Step 3: To draw a histogram showing the 20 sample means, you need to determine the classes for the histogram. Based on the given instruction, the classes will be -0.5 to 0.5, 0.5 to 1.5, 1.5 to 2.5, and so on. Count the number of sample means falling within each class and represent them as bars on the histogram.

Step 4: Describe the distribution of the sample means seen in the histogram. Look at the shape of the distribution, the center (mean), and the amount of dispersion (variability). Is the distribution symmetric, skewed, or neither? Is the center closer to one end or more in the middle? Does it have a narrow or wide spread of values?

Step 5: Draw 20 more samples using the same method as before and calculate the means of these new samples. Add these 20 new sample means to the histogram you created in step 3.

Step 6: Describe the distribution that seems to be developing. Compare it to the initial distribution in part b. Does it appear to have changed? Are there any noticeable patterns or shifts in the distribution?

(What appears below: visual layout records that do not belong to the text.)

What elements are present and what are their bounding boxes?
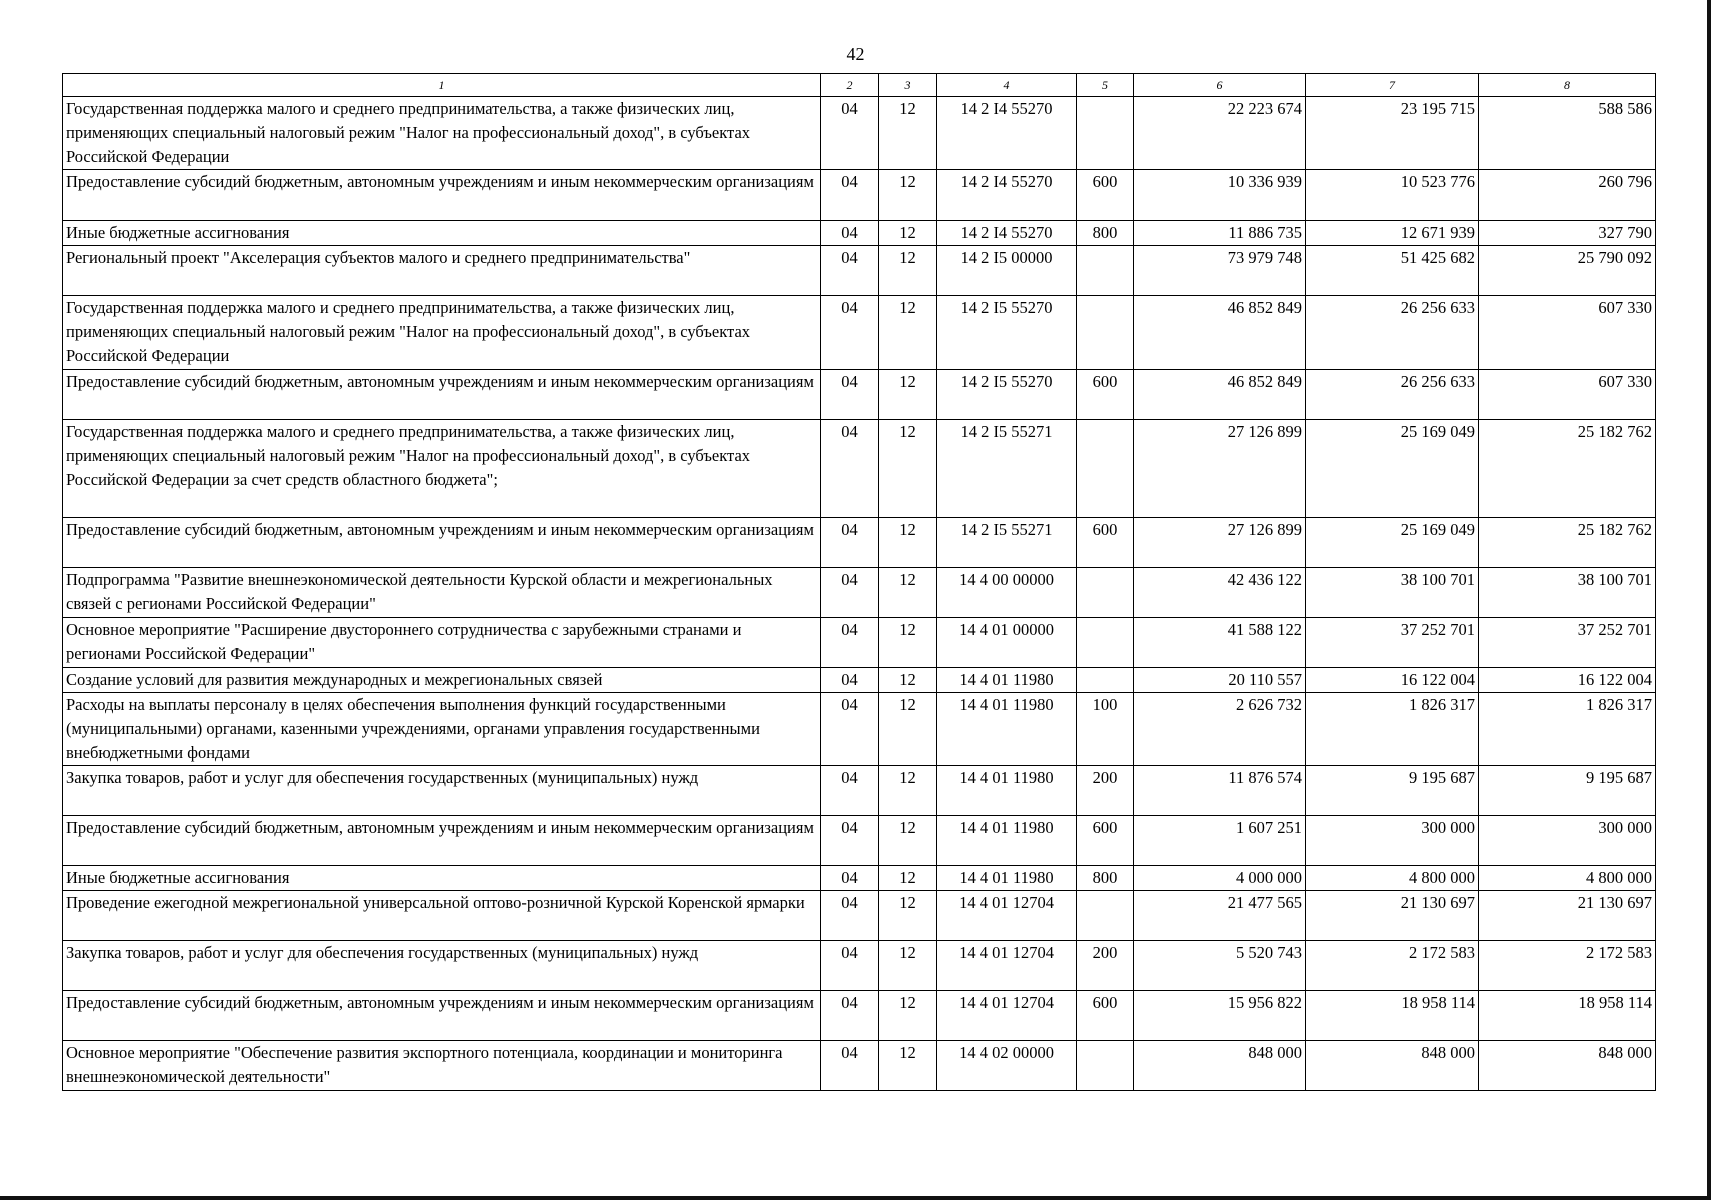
page-number: 42 — [846, 44, 865, 64]
item-name: Иные бюджетные ассигнования — [63, 221, 821, 246]
expense-type-code: 600 — [1077, 370, 1134, 420]
table-row — [63, 420, 1656, 518]
target-article-code: 14 4 02 00000 — [937, 1041, 1077, 1091]
amount-col6: 10 336 939 — [1134, 170, 1306, 221]
section-code: 04 — [821, 866, 879, 891]
section-code: 04 — [821, 97, 879, 170]
section-code: 04 — [821, 246, 879, 296]
table-row — [63, 221, 1656, 246]
amount-col8: 4 800 000 — [1479, 866, 1656, 891]
expense-type-code — [1077, 568, 1134, 618]
table-row — [63, 816, 1656, 866]
subsection-code: 12 — [879, 221, 937, 246]
amount-col6: 46 852 849 — [1134, 370, 1306, 420]
item-name: Проведение ежегодной межрегиональной универсальной оптово-розничной Курской Коренской ярмарки — [63, 891, 821, 941]
item-name: Закупка товаров, работ и услуг для обеспечения государственных (муниципальных) нужд — [63, 941, 821, 991]
amount-col7: 9 195 687 — [1306, 766, 1479, 816]
subsection-code: 12 — [879, 246, 937, 296]
amount-col8: 25 790 092 — [1479, 246, 1656, 296]
item-name: Расходы на выплаты персоналу в целях обеспечения выполнения функций государственными (муниципальными) органами, казенными учреждениями, органами управления государственными внебюджетными фондами — [63, 693, 821, 766]
item-name: Предоставление субсидий бюджетным, автономным учреждениям и иным некоммерческим организациям — [63, 170, 821, 221]
section-code: 04 — [821, 420, 879, 518]
target-article-code: 14 4 01 11980 — [937, 766, 1077, 816]
item-name: Государственная поддержка малого и среднего предпринимательства, а также физических лиц, применяющих специальный налоговый режим "Налог на профессиональный доход", в субъектах Российской Федерации за счет средств областного бюджета"; — [63, 420, 821, 518]
column-header: 3 — [879, 74, 937, 97]
subsection-code: 12 — [879, 420, 937, 518]
section-code: 04 — [821, 618, 879, 668]
amount-col6: 1 607 251 — [1134, 816, 1306, 866]
subsection-code: 12 — [879, 891, 937, 941]
item-name: Закупка товаров, работ и услуг для обеспечения государственных (муниципальных) нужд — [63, 766, 821, 816]
target-article-code: 14 2 I5 55271 — [937, 518, 1077, 568]
item-name: Основное мероприятие "Обеспечение развития экспортного потенциала, координации и мониторинга внешнеэкономической деятельности" — [63, 1041, 821, 1091]
item-name: Создание условий для развития международных и межрегиональных связей — [63, 668, 821, 693]
amount-col7: 25 169 049 — [1306, 518, 1479, 568]
expense-type-code — [1077, 97, 1134, 170]
section-code: 04 — [821, 170, 879, 221]
amount-col7: 25 169 049 — [1306, 420, 1479, 518]
amount-col6: 27 126 899 — [1134, 420, 1306, 518]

Step 7: Use the empirical rule to test for normality. The empirical rule states that for a normal distribution, approximately 68% of the data falls within one standard deviation of the mean, 95% falls within two standard deviations, and 99.7% falls within three standard deviations. Examine the data in your histogram and see if it follows this pattern. If the sample means are normally distributed, the histogram should show a bell-shaped curve as more data is added.

This process allows you to observe the development of the sampling distribution of sample means and the central limit theorem by building your own dataset and analyzing it. Remember that the accuracy of the conclusions drawn from this exercise depends on the randomness and representativeness of the initial telephone number sample.